Through the 1990s, Patrick Quirke’s career was sailing along. Every few years, he would be promoted at the transportation company where he worked and move to another city. He said he had every reason to believe that he would be promoted to the company’s headquarters in a few more moves. Then, his parents’ health started to decline.
First he moved them to Indiana, where he was living, from California, where they had retired to help his sister, who had been injured in an accident. He said they did well in the independent-living facility he found, but then his mother’s dementia grew worse and his father started to decline physically.
By then he had been promoted to a position in Washington, and he moved them to a facility near his home. In 2001, he said, his mother’s Alzheimer’s worsened and she had to be put into a special care unit, leaving his father alone. The costs mounted — to $8,000 a month from $3,500 — and so, too, did the demands on his time.
“When my dad would fall or my mom would fall, I had to leave work,” Mr. Quirke, 58, said. “I remember being in a pretty big meeting in Las Vegas. I got a call within the first two hours and I had to fly back. There was no choice. I had to take care of them.”
Washington would be his last promotion with that company. “After 25 years of being at the top of my game, it ended here for me,” he said. “I’m not going to say it was because of my parents. But I didn’t have the focus I had earlier on with the company.”
He left the job in 2004 and tried to start his own business. Since 2006, he has worked for the Labor Department and says he likes spending his time helping people.
Caring for aging parents at a distance is a great challenge for grown children. And stories like Mr. Quirke’s are common. Besides the physical and emotional strains, there are also financial effects beyond the extra expense, like Mr. Quirke’s lost job mobility.

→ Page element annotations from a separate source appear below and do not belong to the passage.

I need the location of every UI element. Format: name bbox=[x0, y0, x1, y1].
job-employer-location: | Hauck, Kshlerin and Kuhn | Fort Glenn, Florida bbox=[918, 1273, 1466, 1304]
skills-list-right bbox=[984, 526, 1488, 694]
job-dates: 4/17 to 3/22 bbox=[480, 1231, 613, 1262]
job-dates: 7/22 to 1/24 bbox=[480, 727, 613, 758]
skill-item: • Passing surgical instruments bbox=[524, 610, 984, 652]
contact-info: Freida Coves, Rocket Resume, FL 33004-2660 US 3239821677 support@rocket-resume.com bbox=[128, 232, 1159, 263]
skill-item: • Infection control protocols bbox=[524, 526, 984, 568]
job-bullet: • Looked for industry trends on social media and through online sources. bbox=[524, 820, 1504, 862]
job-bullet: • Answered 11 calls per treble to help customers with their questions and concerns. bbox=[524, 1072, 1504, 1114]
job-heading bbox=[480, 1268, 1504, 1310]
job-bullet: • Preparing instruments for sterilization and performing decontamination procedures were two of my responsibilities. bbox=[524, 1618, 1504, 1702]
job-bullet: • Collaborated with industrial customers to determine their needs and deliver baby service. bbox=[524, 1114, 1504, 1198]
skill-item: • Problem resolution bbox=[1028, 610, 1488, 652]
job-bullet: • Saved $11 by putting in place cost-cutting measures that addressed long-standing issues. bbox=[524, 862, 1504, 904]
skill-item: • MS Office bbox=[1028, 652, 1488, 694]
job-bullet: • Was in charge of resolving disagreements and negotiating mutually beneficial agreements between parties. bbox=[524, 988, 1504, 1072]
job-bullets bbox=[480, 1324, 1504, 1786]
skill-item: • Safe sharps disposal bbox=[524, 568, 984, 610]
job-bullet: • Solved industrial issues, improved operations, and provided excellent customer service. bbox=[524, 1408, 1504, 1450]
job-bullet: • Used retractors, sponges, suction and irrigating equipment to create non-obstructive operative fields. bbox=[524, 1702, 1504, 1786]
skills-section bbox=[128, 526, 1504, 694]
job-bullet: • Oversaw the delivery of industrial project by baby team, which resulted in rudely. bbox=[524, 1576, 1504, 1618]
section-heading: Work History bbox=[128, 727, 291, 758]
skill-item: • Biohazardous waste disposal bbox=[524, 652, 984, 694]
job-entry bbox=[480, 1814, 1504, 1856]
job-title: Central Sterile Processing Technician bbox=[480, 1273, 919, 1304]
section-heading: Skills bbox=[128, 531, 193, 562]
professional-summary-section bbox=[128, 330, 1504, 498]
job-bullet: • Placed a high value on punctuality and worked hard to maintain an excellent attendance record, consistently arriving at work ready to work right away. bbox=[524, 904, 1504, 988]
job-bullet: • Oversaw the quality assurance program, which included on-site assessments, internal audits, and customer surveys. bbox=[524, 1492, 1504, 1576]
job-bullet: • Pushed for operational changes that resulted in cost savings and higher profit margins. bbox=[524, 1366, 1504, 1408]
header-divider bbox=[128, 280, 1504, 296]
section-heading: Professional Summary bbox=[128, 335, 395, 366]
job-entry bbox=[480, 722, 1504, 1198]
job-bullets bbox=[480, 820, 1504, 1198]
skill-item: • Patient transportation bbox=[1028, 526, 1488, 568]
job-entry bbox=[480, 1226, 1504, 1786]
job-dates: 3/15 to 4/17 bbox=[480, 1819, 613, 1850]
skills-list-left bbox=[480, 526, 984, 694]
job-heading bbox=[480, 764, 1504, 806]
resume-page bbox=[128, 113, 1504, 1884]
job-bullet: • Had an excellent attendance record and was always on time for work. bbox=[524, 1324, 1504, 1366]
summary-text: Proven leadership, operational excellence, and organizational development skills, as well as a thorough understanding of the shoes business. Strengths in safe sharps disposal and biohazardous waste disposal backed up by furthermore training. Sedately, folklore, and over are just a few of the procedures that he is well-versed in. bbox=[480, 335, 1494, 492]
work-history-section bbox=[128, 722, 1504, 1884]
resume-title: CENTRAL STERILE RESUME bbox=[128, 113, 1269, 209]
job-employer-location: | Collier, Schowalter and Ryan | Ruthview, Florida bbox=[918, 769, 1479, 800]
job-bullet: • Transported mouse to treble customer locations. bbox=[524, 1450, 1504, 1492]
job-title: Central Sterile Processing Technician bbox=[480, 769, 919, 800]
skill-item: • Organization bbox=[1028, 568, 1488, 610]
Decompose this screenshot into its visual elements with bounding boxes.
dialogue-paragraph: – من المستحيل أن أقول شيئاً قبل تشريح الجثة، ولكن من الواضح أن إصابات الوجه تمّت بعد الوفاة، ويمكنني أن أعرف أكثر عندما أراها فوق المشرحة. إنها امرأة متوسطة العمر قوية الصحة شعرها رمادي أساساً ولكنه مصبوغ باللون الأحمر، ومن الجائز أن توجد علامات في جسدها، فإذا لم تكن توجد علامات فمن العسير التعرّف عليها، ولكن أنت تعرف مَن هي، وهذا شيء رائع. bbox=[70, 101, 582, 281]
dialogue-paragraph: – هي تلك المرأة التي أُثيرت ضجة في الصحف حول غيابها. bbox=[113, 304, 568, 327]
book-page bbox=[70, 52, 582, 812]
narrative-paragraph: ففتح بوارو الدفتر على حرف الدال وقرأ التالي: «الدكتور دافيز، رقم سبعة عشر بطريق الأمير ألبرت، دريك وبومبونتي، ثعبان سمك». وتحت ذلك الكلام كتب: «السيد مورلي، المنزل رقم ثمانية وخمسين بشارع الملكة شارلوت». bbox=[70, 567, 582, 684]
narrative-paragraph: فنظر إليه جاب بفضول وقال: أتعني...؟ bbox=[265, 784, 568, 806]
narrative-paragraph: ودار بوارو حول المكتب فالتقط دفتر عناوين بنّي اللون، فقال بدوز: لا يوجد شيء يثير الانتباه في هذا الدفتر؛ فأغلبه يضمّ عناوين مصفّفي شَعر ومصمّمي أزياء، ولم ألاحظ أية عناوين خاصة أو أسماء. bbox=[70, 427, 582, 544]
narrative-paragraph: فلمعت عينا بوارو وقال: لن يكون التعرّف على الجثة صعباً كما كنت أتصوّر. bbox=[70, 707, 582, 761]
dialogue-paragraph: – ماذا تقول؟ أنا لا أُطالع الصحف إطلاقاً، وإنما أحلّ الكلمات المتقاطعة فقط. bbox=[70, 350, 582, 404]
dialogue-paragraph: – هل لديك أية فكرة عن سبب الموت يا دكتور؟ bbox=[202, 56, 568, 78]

Katy Butler, author of “Knocking on Heaven’s Door: The Path to a Better Way of Death,” an account of her eight years caring for her father and mother, regularly traveled from her home in Mill Valley, Calif., to be with them in Connecticut near Wesleyan University, where her father had taught history.
While she visited two to four times a year (for several years, they helped pay her travel costs), she said she also worked from home to help them, pursuing her freelance science writing. At that distance, she struggled to find caregivers for her father after he had a severe stroke and then dementia, and later for her mother, who resisted any help at first. Ms. Butler said she wished that instead of trying to do everything herself, she had enlisted family members to do more.
Another regret: “I ended up managing their money,” Ms. Butler said. “That was absolutely foolish. If I had it to do over again, I would have hired somebody that was competent to manage their money, whom I was comfortable with and vice versa — and was local to me, not local to my parents.”
But above all, she wished she had had a better perspective on what was happening. “You’re not going to be a perfect caregiver,” Ms. Butler said. “Not everybody’s going to be happy. Not all your decisions are going to be good. All you’re going to do is try to do well enough and try not to be absolutely exhausted.”
Getting control over a parent’s money to pay bills and monitor spending might seem like an easy way to help from a distance. But it may prove to be as delicate a subject as convincing parents that they need to move out of their house or give up driving.
The lesson? “If you don’t have an open dialogue with your parents, there aren’t going to be any red flags,” Mr. Fross said. “If you do have an open dialogue, children need to watch basic account valuations.”
Yet this is an area where it is easy to give advice about what people should do but more difficult for those who give the advice to follow it when their own parents fall ill.
Lou-Ellen Barkan, president and chief executive of the Alzheimer’s Association’s New York City chapter since 2004, said she cared for her father, who was in declining health, from 1987 until he died in 2001 — exhausting her parents’ savings during that time — and then for her mother, who had a stroke and dementia when she died in 2011.
If at all possible, Ms. Barkan said, move sick parents closer to the children who are caring for them. It not only saves on travel costs — she said she flew to West Palm Beach from New York every other month for over 20 years — but also gives aging parents someone who can be there to talk to doctors or be an advocate for them in a nursing home.
This, however, was something Ms. Barkan was only able to put into practice in the last 18 months of her mother’s life.
Still, she said, it helped her and her husband make their own plans for a time when they might have a protracted illness. They have advanced directives and health care proxies in place, as well as a document expressing their wishes on more mundane issues, like what music to play in their room if they are unable to speak anymore. They have also done one thing many baby boomers may wish their parents had done: absolved their children of guilt.
“We have not ever said the one thing you must never say to your children, and that is, ‘Don’t put me in a nursing home,’ ” Ms. Barkan said. “We’ve had people whose parents have said that, and it’s such a terrible feeling when you promised your mother that, when you have to do it.”
Such guilt can haunt children long after their parents have died. Mr. Quirke, whose career stalled while he was caring for his parents, said he wondered how else he could have helped them.
“For the most part, I feel pretty good about what I did,” he said. “The outcome is obviously you get to a certain age and you pass away. Emotionally, though, I get confused sometimes and wonder if I could have done a bit more for them.”